PANORAMA NACIONAL — JORNALISMO DE ANÁLISE E CONTEXTO terça-feira, 1 de setembro de 2026
Brasil

Implementação da proibição do uso de celulares em escolas brasileiras enfrenta desafios operacionais

Uma avaliação realizada pelo Ministério da Educação (MEC), em conjunto com o Inep, Instituto Alana e com apoio da UNESCO, analisou o primeiro ano de vigência da Lei nº 15.100/2025, que proíbe o uso de celulares nas escolas durante o período escolar, abrangendo aulas, recreios, intervalos e atividades extracurriculares. A pesquisa ouviu gestores de 8.189 escolas públicas e privadas em todo o país, com o objetivo de compreender a aplicação e os impactos da norma.

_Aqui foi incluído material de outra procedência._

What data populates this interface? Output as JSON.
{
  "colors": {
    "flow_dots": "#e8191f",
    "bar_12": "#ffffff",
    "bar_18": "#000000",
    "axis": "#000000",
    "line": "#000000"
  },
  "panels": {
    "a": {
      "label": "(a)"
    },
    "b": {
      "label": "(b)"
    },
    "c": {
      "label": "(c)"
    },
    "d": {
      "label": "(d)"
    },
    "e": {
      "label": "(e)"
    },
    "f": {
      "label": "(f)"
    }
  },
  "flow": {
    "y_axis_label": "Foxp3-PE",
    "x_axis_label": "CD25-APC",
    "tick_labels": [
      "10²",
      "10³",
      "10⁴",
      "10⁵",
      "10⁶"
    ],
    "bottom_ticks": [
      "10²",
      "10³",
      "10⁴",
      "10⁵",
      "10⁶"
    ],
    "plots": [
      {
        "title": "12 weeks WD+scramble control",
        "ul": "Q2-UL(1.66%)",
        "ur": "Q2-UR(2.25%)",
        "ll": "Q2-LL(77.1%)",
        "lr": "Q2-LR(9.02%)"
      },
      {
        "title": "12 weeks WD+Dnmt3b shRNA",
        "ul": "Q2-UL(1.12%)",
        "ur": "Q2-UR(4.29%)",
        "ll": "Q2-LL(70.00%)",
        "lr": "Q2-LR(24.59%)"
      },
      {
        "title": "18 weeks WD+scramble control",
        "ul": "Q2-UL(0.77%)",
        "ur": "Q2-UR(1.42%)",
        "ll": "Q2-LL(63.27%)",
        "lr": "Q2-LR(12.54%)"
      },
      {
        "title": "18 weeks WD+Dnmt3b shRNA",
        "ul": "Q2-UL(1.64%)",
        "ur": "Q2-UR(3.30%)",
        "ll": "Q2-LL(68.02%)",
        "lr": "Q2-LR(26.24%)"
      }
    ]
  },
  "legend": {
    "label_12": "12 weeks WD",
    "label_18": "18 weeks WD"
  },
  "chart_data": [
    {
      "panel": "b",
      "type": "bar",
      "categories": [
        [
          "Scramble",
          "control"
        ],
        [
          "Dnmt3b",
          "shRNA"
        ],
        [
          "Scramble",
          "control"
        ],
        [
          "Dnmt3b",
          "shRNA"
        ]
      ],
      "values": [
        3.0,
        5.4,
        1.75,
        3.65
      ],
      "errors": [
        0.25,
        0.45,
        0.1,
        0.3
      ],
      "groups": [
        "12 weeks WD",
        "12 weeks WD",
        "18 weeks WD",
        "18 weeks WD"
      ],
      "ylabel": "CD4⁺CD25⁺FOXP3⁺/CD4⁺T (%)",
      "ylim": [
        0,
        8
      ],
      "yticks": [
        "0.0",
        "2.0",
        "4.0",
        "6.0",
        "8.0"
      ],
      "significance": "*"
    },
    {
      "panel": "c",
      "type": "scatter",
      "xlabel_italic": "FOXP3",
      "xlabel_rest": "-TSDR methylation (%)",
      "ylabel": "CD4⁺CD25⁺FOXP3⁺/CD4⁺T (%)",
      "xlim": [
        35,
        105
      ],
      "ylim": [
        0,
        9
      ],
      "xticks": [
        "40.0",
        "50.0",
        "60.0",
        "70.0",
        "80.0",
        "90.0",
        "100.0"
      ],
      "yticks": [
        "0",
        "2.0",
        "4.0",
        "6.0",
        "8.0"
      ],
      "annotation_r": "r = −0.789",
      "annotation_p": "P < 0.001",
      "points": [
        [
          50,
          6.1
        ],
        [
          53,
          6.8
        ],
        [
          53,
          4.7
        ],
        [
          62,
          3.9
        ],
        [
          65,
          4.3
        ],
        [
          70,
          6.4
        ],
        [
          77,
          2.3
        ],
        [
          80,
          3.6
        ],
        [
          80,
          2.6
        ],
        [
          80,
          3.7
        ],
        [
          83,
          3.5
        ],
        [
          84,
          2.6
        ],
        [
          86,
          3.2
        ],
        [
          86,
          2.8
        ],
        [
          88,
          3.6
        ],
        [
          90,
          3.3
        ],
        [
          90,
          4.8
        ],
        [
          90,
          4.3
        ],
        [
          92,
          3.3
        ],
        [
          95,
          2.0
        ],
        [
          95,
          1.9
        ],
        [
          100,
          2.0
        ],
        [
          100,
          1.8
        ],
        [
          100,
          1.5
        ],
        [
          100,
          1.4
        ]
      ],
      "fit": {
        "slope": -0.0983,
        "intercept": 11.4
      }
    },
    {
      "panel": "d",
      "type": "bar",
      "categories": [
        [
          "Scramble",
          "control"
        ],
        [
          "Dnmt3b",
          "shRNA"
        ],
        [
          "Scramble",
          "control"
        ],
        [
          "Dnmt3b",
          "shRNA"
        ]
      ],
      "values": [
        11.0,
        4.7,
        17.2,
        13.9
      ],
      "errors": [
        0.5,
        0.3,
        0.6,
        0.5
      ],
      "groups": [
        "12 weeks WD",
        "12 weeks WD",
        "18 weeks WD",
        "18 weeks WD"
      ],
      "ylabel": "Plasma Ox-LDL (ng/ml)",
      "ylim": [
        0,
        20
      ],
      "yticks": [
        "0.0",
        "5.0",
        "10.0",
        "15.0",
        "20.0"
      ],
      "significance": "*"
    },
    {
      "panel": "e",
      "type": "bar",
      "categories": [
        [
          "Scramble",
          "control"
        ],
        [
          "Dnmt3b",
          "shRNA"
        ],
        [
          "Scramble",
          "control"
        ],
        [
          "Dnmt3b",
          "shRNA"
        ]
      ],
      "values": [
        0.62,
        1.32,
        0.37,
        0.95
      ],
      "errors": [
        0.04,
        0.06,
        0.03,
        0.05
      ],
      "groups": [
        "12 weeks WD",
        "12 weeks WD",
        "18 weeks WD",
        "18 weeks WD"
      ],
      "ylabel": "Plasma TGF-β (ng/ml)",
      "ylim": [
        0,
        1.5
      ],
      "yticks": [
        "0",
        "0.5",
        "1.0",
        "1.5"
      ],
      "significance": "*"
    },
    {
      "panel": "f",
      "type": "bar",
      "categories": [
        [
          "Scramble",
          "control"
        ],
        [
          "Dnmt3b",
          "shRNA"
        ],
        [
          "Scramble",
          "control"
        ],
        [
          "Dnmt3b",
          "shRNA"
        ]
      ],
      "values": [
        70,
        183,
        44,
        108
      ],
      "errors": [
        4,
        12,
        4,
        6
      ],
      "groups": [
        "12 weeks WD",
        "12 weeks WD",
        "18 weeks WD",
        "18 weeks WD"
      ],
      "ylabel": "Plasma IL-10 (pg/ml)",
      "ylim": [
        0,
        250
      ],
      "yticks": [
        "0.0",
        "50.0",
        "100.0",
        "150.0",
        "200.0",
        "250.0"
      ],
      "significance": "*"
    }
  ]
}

Avanços na restrição ao uso de celulares

Os dados indicam que 92% das escolas já implementaram a restrição ao uso de aparelhos eletrônicos para fins não pedagógicos. Antes da vigência da lei, 13% das instituições permitiam o uso irrestrito dos celulares em qualquer espaço e horário, percentual que caiu a zero após a regulamentação. Paralelamente, a parcela de escolas que restringem o uso em todos os ambientes escolares cresceu de 20% para 48%.

Percepções sobre os efeitos da norma

Os gestores relatam efeitos positivos decorrentes da medida, com 97% indicando aumento na participação dos alunos nas atividades pedagógicas e 95% observando melhoria na concentração em sala de aula. Além disso, 95% destacam que a restrição favoreceu a socialização presencial entre estudantes. Impactos no ambiente escolar também foram apontados, com 88% associando a lei à redução de conflitos, agressões digitais e cyberbullying, e 86% observando menor ansiedade entre os alunos. O levantamento também registra crescimento nas atividades manuais, lúdicas e artísticas em 67% das escolas.

Uso pedagógico da tecnologia e desafios na aplicação

Importante destacar que a restrição ao celular não resultou em queda significativa do uso de tecnologias digitais para fins educacionais. Segundo a pesquisa, 86% dos gestores afirmam que as atividades com tecnologia foram mantidas ou ampliadas. Além disso, 71% discordam da ideia de que a norma limita o desenvolvimento de habilidades digitais, indicando um esforço para diferenciar o uso pedagógico do recreativo dos aparelhos.

Apesar da ampla adesão à política, persistem desafios práticos para sua plena implementação. Cerca de 39% dos gestores indicam dificuldade elevada para garantir a adesão dos estudantes às regras, enquanto outro 39% apontam insuficiência de infraestrutura adequada para o armazenamento seguro dos aparelhos. A fiscalização constante das normas durante aulas e intervalos também representa um desafio para 31% das escolas.

Os resultados indicam que, embora a legislação tenha avançado na definição das regras, a sua efetividade depende de condições materiais e organizacionais que ainda precisam ser aprimoradas para assegurar uniformidade na aplicação em todo o território nacional.